Yves and Oli argue that this widening gap between the number of discovered and described species is problematic, focusing their argument on the fact that these newly discovered species do not have names. They argue that scientific names matter for society, for example because legislation (e.g. CITES) uses species names as currency.

While I agree with most of the paper, in particular the part about promoting an increasing role for developing countries in characterizing their biodiversity, I think that Yves and Oli fail to make a convincing case for their “no name, no game” statement. In my opinion, traditional binomials are not needed for legislation to work or for scientists and non-specialists to communicate about species. When the bird flu hit, the specialist as well as the greater audience knew and understood what H5N1 was. Just like professional and amateur astronomers have no trouble communicating about “55 Cancri e”. What would make biologists different? All one needs to communicate about a species is some sort of identifier, not necessarily a formally described species binomial.

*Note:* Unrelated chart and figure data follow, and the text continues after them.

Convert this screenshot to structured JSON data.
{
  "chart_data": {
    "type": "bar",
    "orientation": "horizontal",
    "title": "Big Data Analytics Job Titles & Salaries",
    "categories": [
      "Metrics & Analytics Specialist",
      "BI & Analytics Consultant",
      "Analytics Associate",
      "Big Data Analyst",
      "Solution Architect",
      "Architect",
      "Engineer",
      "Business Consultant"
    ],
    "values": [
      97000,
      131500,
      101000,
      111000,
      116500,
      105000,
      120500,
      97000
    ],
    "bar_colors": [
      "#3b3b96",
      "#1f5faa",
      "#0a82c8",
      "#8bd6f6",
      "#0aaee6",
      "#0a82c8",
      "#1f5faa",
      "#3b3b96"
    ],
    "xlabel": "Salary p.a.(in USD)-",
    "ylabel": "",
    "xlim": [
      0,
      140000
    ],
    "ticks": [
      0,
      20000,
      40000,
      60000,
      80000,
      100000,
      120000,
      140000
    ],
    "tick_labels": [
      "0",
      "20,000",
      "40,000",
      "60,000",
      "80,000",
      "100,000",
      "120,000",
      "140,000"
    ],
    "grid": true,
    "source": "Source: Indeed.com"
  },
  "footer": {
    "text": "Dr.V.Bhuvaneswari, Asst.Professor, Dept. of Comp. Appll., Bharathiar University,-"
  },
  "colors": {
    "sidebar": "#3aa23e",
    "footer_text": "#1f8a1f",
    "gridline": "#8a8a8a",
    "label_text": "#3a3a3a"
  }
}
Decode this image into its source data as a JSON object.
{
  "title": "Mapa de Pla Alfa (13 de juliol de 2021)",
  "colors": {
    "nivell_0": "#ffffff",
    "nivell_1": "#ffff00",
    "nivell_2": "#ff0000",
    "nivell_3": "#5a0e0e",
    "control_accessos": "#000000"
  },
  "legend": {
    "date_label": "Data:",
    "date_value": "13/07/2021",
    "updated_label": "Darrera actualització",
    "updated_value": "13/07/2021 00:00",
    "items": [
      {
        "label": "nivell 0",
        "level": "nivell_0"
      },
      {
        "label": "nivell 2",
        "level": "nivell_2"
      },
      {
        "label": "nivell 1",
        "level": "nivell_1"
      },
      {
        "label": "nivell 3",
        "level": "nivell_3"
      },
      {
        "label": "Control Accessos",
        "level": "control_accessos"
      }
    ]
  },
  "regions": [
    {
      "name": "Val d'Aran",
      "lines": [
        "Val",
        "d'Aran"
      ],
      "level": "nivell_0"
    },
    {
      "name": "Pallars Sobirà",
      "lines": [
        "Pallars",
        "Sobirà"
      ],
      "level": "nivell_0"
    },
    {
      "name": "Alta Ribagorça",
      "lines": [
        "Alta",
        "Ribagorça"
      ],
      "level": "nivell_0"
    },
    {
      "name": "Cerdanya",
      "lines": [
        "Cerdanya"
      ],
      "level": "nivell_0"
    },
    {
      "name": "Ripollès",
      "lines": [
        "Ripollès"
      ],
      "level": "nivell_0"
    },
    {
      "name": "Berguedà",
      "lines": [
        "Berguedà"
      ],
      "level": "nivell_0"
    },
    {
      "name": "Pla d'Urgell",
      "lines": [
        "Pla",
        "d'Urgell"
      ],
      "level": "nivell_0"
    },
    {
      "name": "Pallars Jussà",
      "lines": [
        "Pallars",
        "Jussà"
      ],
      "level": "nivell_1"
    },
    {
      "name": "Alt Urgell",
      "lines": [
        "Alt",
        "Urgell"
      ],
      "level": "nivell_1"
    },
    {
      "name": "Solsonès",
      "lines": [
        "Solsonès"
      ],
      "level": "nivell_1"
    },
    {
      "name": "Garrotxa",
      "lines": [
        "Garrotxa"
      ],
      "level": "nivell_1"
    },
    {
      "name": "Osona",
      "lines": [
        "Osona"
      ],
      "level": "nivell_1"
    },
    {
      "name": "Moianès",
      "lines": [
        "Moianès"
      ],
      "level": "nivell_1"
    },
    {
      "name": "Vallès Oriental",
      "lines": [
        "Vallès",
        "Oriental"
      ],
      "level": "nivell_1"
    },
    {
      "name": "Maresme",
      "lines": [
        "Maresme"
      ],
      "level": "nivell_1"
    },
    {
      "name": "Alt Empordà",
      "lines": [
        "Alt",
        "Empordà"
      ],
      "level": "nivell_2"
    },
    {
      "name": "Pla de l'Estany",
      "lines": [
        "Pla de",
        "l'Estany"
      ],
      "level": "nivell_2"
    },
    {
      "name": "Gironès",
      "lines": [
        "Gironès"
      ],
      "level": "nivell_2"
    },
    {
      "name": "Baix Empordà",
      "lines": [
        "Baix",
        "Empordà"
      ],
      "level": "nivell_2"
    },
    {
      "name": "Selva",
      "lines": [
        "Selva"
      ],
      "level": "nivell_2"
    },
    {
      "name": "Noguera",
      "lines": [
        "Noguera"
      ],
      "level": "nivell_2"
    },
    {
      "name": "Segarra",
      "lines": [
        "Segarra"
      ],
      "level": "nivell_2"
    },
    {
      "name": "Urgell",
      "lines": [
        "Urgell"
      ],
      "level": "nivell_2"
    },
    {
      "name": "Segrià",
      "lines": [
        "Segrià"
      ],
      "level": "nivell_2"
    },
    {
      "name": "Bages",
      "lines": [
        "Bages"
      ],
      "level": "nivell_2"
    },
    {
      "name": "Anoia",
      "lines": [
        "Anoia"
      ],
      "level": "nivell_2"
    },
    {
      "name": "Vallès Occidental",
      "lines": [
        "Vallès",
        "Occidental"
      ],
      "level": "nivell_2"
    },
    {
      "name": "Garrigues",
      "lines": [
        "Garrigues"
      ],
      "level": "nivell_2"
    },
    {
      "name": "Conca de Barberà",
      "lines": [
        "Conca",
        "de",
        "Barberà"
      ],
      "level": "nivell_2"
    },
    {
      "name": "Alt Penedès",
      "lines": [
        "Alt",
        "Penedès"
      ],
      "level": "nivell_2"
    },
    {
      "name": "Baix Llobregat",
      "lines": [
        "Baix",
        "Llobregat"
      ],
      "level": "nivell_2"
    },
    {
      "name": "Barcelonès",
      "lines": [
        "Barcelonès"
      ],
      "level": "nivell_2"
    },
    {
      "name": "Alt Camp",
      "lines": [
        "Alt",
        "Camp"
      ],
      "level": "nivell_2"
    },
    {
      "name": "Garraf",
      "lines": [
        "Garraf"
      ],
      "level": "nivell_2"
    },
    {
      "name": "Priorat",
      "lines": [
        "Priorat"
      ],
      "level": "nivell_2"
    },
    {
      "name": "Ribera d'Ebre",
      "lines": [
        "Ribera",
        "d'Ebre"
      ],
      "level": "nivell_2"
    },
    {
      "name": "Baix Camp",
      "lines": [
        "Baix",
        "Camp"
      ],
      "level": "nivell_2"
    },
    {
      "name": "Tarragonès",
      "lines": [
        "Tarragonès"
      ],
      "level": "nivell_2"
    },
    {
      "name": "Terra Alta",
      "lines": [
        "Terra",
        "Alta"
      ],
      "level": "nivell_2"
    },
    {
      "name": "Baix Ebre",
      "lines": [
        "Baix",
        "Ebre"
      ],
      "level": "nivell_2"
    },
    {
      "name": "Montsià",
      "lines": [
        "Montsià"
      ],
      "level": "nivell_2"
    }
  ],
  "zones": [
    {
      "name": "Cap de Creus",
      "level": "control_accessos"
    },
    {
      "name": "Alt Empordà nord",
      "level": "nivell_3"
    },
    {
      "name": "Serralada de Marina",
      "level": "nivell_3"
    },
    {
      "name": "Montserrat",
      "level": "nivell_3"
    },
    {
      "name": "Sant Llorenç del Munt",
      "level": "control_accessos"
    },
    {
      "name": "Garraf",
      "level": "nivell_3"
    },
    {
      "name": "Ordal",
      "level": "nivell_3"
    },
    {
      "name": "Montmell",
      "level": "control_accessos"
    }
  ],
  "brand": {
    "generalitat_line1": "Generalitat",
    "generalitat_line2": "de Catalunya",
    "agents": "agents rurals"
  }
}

When it comes to legislation and conservation, I agree that it is important to be able to pinpoint exactly what is being conserved. But once again, does it need a binomial? Not having to go through the process of describing a newly discovered species would permit that species to be conserved more rapidly. Furthermore, for legislative purposes, diagnosability of the species should be more important than the name of the species. And at least for algae, where DNA data have become the gold standard for species delimitation, DNA sequences are rapidly becoming much more reliable for species identification than morphological keys to named species. While the DNA vs. morphology contraposition should not play a major role in this discussion, it is relevant because the great majority of dark taxa are discovered through DNA sequencing and can future collections can easily be identified as the dark taxon in question with a DNA barcode. In other words, DNA sequencing has changed the game, and because of that I think we should think more along the lines of “no name, new game” instead of “no name, no game”.

Once again, I agree with what Yves and Oli wrote about the taxonomic workforce not being large enough to describe the remaining pool of species in understudied groups within a reasonable timeframe using traditional procedures. As do I agree with most other points made in the paper. But do we really need formal species binomials for all newly discovered taxa? Are there arguments that support the “no name, no game” statement that I have overlooked here? Or arguments in favor of the “no name, new game” alternative that I have not mentioned? I welcome your ideas in the comments.